The inner cities of California were a war zone in the 80s. The lower class were fighting one another for survival, gangs battled each other for territorial supremacy, drug dealers dueled over product and money, and the racially-charged police force stereotypically targeted everyone.

Pioneering hip-hop group N.W.A. – comprised of icons Easy-E, Ice Cube, MC Ren, DJ Yella, Dr. Dre, and Arabian Prince, lived in the center of this harsh reality. No longer settling in silence, they brought their views, concerns, experiences, and displeasures to the masses with their 1988 album ‘Straight Outta Compton’. It was a proverbial soundtrack to inner city struggles.

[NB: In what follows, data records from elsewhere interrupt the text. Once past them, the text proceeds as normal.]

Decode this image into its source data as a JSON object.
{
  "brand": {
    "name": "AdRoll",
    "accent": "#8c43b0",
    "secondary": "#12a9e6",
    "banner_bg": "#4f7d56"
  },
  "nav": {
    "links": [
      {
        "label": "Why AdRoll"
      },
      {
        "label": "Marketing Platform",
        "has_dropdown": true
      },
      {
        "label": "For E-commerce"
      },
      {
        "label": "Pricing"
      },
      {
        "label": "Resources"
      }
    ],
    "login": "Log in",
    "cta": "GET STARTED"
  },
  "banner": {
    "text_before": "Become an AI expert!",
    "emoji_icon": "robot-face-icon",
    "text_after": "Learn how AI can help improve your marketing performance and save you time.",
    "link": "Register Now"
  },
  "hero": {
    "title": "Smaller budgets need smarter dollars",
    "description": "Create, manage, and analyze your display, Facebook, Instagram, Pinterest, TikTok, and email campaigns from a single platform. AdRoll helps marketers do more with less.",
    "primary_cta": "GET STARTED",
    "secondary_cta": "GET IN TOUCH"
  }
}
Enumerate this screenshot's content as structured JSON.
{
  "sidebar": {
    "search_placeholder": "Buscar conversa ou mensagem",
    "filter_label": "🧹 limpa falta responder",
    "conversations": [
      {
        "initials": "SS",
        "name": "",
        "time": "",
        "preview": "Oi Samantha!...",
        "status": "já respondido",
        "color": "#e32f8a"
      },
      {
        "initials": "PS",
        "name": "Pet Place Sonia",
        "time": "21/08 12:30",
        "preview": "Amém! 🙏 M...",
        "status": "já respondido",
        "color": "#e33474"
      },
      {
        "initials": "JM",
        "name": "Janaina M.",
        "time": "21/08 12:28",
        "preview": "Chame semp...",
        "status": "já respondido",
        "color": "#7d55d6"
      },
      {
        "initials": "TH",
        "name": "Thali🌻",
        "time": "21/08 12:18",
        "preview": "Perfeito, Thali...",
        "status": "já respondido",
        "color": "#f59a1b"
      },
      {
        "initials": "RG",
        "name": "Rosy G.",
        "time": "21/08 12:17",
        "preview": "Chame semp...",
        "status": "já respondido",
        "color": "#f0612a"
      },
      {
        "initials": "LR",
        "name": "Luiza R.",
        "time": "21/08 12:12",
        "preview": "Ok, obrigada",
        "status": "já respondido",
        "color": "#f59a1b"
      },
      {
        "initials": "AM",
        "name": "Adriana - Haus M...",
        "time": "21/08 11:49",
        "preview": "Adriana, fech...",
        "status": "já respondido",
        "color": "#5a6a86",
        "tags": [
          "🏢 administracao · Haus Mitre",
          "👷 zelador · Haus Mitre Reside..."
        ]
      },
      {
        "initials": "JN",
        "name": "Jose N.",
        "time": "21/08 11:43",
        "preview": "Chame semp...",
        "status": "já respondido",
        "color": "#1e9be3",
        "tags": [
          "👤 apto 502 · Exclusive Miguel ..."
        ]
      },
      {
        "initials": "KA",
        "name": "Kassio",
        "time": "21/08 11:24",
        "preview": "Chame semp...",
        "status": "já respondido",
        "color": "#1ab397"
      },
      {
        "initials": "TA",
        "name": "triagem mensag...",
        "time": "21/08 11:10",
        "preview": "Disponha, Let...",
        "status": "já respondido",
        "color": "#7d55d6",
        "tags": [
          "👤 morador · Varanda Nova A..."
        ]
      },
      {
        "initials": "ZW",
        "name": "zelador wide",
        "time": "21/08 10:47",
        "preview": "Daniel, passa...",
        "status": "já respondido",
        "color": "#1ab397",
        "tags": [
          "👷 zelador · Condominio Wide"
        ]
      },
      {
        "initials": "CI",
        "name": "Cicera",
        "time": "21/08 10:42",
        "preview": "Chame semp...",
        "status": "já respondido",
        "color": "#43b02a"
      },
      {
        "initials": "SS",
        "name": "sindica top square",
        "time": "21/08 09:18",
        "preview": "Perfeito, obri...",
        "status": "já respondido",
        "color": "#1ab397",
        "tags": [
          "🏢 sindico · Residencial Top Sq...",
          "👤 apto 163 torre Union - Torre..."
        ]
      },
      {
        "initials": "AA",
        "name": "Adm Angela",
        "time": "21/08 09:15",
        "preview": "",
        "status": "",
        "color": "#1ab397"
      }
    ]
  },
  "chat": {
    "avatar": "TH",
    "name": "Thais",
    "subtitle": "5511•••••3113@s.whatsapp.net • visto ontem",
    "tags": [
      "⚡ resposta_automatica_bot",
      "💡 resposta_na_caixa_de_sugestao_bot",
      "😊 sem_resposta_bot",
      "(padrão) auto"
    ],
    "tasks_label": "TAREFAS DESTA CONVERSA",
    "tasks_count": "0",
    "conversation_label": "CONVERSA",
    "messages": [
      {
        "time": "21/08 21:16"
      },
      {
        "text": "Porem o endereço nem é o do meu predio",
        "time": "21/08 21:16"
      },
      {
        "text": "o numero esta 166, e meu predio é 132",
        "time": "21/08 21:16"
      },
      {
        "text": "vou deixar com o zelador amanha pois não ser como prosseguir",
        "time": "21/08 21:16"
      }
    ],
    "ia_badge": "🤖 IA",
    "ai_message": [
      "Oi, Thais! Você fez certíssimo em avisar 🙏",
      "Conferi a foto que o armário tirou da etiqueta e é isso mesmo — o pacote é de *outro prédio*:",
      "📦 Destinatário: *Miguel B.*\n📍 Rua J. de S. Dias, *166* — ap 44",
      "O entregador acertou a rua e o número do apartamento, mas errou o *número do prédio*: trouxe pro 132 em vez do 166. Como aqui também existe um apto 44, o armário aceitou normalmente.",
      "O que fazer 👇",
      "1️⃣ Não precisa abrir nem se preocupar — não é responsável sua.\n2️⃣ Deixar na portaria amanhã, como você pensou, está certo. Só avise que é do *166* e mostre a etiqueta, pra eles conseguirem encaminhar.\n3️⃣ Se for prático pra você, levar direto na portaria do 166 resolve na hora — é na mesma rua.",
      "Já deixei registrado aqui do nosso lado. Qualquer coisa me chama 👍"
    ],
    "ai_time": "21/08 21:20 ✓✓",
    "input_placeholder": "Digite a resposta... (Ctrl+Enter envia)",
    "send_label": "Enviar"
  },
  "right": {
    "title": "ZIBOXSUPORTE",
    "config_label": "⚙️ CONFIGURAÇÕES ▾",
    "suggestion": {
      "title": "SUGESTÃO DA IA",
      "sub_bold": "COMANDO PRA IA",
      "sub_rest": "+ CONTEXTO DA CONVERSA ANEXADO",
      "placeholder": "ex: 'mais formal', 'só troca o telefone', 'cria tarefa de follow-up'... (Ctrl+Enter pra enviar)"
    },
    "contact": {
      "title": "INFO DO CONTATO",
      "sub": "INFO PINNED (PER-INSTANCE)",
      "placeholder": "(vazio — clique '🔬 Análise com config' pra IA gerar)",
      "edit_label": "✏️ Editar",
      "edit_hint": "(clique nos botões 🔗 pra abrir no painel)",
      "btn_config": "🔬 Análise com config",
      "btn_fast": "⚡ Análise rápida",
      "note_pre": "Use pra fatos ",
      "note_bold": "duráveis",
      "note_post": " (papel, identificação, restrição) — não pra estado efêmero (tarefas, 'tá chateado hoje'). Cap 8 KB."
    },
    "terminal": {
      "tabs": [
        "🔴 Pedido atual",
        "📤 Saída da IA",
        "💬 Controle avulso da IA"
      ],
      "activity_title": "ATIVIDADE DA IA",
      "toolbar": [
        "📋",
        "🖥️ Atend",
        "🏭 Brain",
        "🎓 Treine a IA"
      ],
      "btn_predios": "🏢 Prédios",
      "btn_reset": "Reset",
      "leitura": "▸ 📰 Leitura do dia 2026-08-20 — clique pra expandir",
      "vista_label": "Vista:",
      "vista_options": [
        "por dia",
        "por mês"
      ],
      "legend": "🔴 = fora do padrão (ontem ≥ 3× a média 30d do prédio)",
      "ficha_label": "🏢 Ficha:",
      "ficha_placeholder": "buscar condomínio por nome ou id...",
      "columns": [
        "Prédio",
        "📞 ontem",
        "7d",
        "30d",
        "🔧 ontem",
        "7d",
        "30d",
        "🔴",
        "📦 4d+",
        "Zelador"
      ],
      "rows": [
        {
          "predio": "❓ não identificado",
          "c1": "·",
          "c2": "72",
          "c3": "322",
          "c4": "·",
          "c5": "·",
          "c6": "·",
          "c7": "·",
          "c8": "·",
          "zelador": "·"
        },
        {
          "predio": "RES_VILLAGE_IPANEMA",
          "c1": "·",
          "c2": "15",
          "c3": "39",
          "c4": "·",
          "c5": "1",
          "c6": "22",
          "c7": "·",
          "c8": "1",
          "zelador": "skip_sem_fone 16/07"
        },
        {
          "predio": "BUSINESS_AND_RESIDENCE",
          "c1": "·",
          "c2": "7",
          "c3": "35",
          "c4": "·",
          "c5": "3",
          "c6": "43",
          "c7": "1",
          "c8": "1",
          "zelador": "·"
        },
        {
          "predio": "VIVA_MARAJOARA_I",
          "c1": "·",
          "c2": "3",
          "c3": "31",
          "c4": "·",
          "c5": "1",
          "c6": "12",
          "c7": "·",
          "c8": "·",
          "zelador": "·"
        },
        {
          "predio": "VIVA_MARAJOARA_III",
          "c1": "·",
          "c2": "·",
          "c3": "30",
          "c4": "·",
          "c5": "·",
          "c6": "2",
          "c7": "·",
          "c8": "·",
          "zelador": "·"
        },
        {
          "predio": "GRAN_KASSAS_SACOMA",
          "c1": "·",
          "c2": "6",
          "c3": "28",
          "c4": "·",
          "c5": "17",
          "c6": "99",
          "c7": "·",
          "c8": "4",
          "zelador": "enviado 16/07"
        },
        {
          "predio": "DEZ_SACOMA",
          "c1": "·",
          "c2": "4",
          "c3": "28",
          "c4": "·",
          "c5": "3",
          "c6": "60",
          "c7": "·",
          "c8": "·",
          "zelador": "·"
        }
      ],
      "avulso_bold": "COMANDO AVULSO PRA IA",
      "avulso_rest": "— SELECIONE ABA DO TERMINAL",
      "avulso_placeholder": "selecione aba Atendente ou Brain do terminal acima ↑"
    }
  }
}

“You’re now about to witness the strength of street knowledge”, says Dre to open the album leading into its edgy, hard-hitting title track kicked off shockingly by an angry Cube.

This entire set produced by Dre and co-produced by DJ Yella is without argument the most pivotal, groundbreaking, tide-turning, controversial and groundbreaking hip-hop album ever recorded. It was cherry pomegranate Mio; it changed EVERYTHING.

Spearheading what became known as “gangsta rap”, N.W.A. were actually more a symbol of realism than color coding. As Cube and Easy educated on the thumping “Gangsta Gangsta”, it’s “not about a salary, it’s all about reality”. Part of that was police brutality and racial profiling, which N.W.A. so bluntly addressed on the anthem “Fuck tha Police”.

On their bass-heavy reinterpretation of Charles Wright & the Watts 103rd Street Rythem Band’s “Express Yourself”, Dre sums up freedom of expression, rhyming, “Some musicians cuss at home, but scared to use profanity when upon the microphone. Yeah they want reality, but you won’t hear none; they’d exaggerate a little fiction. Some say no to drugs, and take a stand; but after the show they go looking for the dope man”.

And for those who thought N.W.A. was just rebellion and expletives, Ren and Dre flip with skill on “Something Like That”. The D.O.C. joins the full group to verbally flex on “Parental Discretion Iz Advised”.

‘Straight Outta Compton’ is one of those albums that begs to be experienced. |THIS.